In what it has referred to as “hard-to-abate sectors”, electrification is considerably more challenging compared to the road sector. The report adds that electric vehicles are expected to have a much smaller role, due to the much higher power-to-weight ratio typical for planes and ships. Nevertheless, electrification Woods say is expected to develop to some extent in the short-haul aviation and short-sea shipping markets, where distances are much lower.
In terms of identifying key routes to decarbonisation, sustainable aviation fuel (SAF) will play a key role in lowering the carbon footprint of aviation. The report adds that as demand for biofuels declines in the road sector due to increasing electrification, it is expected that the aviation sector will exert the greatest pull on biofuel volumes, paying a higher premium compared to other transport sectors. As for shipping, there’s the expectation that the pull for biofuels would be weaker compared to aviation, and renewable fuels of a non-biological origin (RFNBOs) to be an important means of decarbonising shipping. The fuels will include the likes of e-ammonia, and e-methanol, which are expected to appear as alternative shipping fuels within the next decade.
Petrochemicals are regarded as the building blocks of modern society. Made from it are items like clothing, tyres, digital devices, packaging, detergents, healthcare, with countless other everyday materials that enable modern life. So with growing global populations and rising income levels, Woods believe that demand for petrochemicals will rise, for petrochemical demand per capita tends to have an S-curve linkage with GDP per capita, Woodmac opined., and this is as Europe and North America sit on top of the S-curve with demand growth intricately linked to GDP growth.

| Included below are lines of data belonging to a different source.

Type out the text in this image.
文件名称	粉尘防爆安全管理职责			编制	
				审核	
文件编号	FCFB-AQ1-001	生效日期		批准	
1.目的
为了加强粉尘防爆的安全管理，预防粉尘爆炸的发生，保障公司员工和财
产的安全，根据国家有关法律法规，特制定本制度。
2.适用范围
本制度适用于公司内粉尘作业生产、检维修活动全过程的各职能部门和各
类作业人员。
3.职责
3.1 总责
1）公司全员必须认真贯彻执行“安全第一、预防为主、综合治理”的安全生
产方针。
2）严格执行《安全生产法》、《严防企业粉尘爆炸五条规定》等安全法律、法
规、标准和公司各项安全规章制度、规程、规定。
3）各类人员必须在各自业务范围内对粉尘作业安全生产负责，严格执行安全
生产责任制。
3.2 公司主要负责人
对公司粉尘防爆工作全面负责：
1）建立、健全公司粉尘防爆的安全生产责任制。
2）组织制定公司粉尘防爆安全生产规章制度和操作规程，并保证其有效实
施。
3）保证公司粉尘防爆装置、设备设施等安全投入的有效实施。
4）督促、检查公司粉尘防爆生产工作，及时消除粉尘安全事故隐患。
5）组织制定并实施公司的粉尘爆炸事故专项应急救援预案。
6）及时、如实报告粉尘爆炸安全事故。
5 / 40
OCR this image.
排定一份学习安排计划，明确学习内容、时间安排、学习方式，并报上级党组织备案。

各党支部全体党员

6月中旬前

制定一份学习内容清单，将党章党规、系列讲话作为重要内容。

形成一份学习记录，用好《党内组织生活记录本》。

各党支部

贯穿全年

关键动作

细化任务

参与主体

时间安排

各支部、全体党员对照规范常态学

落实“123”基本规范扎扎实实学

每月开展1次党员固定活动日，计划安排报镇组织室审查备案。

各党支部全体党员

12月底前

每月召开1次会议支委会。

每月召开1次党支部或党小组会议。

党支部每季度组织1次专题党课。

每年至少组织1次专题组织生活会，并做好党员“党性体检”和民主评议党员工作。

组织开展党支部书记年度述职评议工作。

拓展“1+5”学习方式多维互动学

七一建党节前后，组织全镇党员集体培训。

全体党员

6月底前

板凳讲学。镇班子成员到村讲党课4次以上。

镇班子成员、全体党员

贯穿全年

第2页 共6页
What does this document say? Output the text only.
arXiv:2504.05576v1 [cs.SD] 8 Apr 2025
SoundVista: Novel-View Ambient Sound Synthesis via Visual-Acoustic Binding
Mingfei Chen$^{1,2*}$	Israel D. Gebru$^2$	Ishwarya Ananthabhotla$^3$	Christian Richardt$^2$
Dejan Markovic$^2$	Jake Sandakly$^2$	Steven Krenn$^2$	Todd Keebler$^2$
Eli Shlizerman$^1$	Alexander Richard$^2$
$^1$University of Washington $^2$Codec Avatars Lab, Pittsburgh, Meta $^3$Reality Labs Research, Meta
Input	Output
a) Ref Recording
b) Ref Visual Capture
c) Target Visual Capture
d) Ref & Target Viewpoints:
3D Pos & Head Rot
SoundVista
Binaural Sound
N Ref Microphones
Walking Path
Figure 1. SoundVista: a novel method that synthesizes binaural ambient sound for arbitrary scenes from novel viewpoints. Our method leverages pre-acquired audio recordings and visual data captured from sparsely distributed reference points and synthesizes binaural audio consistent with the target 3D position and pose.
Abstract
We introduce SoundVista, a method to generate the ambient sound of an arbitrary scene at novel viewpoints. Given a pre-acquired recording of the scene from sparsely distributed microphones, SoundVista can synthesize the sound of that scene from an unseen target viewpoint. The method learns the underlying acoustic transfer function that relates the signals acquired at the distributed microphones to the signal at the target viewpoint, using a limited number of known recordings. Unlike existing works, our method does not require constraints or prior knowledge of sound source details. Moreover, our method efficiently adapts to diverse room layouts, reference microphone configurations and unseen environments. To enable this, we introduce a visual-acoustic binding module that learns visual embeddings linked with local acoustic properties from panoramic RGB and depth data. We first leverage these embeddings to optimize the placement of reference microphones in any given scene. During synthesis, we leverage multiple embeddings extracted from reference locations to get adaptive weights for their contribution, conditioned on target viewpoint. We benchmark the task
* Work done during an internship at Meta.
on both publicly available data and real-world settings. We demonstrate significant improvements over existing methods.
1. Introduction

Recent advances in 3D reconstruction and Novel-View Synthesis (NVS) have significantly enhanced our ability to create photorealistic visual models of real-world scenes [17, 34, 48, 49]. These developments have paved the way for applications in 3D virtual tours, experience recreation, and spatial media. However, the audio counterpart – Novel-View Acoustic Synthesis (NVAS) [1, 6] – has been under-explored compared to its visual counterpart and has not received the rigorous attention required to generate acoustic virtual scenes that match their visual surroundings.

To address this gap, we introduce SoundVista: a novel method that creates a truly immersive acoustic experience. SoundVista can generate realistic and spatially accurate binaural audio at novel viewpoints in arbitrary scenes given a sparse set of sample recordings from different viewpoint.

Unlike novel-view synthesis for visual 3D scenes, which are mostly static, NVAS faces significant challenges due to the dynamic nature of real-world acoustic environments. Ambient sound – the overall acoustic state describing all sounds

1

For emerging economies, rising incomes deliver rapid petrochemical demand growth once the income thresholds on household appliance and vehicle ownership are breached. Woods believe that this convergence of petrochemical usage will deliver demand growth at rates higher than global GDP growth for the medium term. Adding however that as usage converges, demand growth will impact the GDP levels, which will further impact on policies and regulations, while recycling will reduce growth further over the long term. By 2050, petrochemical feedstock demand is projected to be almost 50% larger than 2023 levels.